Afghans Prepare for First Soccer Match in Taliban's Stadium of Horrors

A Kabul soccer stadium that became famous after the Taliban began using it for public executions and amputations was being spiffed up Thursday for its first big game since the Islamic militia fell from power.

Workers were putting a fresh coat of paint on goal posts that were used not long ago as gallows. But on Friday, the stadium will hold 30,000 spectators who are coming to watch Kabul's top players face off against a team of peacekeepers. The game is already sold out, and Interim Prime Minister Hamid Karzai is expected to open the match.

"The fact that there is now a football game in a place where there were once executions is proof that the Taliban reign of terror is finally over," said Lt. Col. Dietmar Jeserich of the German peacekeeping force. "It's a good idea to have this game now and show people that these times are over."

The stadium fell into miserable shape under the Taliban, who discouraged sports and began holding executions and amputations there as well as sporting events.

Afghanistan was suspended from the International Olympic Committee in 1999 in part because the Taliban prohibited women from competing in sports. The Taliban, who discouraged sports, severed ties with FIFA, international soccer's governing body.

During the Taliban's rule, athletes were forced to wear beards and pants that reached down below their knees. They were also forbidden to train after 4 p.m., which was prayer time.

"Now we are free players," said Sharif, an Afghan defender who, like many Afghans, uses one name. "I am very happy and I will enjoy this a lot."

The game was organized by the British Ministry of Defense with the backing of the English Football Association and the Premier League. About half of the 3,200-member international force in Kabul is British.

Most of the players on the international side are British, but Italian, Danish, French, German, Dutch, Norwegian and Spanish peacekeepers will also participate.

"They do not speak English but football is a common language and we got along well," said Lawrie McMenemy, who once managed a team in Southampton, Britain, and is now coaching the Afghan team.
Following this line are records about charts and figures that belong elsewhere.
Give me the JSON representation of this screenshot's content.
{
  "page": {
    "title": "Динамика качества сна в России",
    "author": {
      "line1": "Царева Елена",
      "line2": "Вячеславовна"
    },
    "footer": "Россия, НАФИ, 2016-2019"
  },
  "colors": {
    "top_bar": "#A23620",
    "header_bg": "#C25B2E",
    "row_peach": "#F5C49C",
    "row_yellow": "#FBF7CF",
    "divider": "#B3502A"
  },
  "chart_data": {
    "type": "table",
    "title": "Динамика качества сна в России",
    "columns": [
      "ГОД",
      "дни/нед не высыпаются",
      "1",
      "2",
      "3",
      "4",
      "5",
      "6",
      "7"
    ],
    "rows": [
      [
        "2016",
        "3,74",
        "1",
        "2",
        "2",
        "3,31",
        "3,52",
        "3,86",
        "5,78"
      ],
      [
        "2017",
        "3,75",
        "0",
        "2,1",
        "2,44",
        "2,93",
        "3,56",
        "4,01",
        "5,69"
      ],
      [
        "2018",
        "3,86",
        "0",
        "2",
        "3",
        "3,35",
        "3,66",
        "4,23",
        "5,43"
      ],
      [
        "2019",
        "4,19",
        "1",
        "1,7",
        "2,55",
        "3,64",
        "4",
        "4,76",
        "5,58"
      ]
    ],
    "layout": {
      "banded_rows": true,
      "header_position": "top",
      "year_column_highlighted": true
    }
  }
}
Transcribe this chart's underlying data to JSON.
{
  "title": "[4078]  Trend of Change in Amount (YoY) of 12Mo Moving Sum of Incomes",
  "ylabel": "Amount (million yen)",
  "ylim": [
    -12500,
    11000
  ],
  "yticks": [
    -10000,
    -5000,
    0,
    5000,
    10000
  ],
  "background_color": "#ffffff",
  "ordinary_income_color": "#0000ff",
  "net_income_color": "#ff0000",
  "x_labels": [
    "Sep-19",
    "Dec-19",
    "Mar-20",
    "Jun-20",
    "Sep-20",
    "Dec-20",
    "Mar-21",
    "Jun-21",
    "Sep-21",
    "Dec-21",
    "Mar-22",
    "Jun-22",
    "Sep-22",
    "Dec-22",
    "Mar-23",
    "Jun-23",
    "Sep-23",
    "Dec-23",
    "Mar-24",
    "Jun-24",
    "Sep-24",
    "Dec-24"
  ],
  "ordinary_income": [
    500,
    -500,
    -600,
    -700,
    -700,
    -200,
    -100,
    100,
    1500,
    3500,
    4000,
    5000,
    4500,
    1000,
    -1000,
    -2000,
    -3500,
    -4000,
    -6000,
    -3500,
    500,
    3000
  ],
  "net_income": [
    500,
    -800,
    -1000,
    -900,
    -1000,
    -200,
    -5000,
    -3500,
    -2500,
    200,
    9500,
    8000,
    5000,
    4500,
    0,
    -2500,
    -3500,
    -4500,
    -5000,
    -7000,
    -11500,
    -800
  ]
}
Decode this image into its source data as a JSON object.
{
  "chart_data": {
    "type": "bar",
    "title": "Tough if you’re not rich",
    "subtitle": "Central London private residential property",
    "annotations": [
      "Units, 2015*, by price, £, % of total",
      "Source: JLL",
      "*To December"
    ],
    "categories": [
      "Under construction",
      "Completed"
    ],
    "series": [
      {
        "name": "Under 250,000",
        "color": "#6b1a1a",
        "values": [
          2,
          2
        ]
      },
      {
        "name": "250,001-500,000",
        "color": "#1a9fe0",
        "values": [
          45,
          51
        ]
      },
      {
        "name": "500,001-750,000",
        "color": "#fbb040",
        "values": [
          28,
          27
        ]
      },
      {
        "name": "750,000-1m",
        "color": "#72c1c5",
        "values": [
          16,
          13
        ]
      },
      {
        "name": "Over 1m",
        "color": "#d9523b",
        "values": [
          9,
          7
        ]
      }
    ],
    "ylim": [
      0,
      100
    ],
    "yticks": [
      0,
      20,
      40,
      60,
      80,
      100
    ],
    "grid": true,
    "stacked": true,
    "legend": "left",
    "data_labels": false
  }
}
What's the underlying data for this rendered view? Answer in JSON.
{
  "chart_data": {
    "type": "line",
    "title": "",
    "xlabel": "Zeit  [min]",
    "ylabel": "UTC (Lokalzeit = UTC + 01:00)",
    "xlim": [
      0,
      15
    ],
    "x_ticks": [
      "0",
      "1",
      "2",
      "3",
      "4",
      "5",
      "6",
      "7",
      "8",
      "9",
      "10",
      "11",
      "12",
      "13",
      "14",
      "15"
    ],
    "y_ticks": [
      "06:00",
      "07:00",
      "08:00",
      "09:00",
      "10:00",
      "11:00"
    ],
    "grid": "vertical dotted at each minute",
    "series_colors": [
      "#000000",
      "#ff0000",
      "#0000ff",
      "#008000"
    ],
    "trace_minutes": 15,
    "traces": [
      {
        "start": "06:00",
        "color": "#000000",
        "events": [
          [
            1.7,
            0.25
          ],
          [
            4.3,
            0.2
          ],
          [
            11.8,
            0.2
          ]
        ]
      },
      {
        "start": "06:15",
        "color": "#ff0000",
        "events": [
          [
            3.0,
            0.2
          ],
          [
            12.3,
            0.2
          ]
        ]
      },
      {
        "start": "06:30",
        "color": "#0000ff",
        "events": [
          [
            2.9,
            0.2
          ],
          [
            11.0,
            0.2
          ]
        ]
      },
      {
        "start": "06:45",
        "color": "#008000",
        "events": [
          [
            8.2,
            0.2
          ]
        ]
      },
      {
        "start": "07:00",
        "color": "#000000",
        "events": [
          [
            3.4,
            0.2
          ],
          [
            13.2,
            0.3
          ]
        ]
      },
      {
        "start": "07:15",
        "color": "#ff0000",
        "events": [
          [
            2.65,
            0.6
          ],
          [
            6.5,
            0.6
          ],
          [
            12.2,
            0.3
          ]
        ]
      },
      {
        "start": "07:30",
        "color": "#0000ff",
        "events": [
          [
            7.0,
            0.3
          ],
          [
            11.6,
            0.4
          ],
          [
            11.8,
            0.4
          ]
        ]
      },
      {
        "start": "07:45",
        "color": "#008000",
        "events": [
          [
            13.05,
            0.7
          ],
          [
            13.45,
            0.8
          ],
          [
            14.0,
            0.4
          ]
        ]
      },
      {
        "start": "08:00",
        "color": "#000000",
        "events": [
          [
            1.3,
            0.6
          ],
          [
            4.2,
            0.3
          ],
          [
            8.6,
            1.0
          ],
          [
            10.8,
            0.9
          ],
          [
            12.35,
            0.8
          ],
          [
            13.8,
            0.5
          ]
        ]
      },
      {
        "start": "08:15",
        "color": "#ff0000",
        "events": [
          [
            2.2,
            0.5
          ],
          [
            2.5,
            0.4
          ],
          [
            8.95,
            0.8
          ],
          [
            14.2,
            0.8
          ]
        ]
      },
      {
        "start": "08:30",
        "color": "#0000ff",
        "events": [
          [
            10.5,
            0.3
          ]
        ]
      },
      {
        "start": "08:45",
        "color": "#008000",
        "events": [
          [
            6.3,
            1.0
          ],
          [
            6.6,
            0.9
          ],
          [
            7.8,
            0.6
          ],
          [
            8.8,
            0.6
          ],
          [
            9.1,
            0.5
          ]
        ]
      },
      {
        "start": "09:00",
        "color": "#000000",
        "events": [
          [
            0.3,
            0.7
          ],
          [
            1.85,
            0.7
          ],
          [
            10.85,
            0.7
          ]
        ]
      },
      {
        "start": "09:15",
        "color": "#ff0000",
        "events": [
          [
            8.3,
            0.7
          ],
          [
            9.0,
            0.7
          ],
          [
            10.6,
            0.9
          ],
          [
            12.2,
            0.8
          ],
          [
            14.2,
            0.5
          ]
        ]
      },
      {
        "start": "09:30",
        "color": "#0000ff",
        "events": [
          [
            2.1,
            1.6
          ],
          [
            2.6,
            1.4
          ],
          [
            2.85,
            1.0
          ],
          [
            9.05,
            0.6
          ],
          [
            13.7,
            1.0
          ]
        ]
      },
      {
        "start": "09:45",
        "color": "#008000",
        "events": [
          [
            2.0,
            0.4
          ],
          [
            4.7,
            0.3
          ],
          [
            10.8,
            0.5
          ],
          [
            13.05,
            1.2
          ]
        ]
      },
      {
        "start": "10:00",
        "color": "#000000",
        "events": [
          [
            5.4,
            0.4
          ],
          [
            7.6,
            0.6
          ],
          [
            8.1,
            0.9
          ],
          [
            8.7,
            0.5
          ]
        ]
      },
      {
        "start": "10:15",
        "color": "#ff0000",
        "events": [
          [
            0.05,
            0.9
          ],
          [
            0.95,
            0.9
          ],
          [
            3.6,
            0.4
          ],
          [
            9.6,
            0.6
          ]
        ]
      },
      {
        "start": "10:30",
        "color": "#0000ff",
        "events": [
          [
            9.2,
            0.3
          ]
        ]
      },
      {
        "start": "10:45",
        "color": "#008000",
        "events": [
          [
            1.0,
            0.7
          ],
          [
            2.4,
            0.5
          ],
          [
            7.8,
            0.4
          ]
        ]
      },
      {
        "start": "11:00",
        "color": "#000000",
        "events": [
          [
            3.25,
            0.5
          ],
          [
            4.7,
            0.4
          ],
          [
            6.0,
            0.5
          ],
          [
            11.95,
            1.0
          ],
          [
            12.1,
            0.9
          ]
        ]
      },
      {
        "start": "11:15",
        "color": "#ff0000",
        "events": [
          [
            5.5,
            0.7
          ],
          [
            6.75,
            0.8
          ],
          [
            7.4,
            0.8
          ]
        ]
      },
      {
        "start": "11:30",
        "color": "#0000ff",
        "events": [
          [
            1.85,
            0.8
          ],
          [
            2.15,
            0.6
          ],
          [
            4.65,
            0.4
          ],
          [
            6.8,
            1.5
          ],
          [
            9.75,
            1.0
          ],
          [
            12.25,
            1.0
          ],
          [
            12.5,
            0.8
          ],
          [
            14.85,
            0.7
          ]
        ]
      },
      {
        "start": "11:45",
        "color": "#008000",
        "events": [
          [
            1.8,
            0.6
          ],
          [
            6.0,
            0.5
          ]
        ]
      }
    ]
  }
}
English soccer giants Manchester United and Liverpool have donated the match ball used in one of their Premier League matches. The ball will be signed by players from both teams, including stars David Beckham of Manchester United and Michael Owen of Liverpool.

The Taliban hosted public executions on Fridays at the stadium and also amputated the hands of criminals there, often displaying the severed limbs to the crowd. Last year, two suspected bombers were hanged from the goal posts.

At the stadium Thursday, workers were painting the goal posts and putting fresh boundary lines on a grass field that was mostly brown due to a severe drought.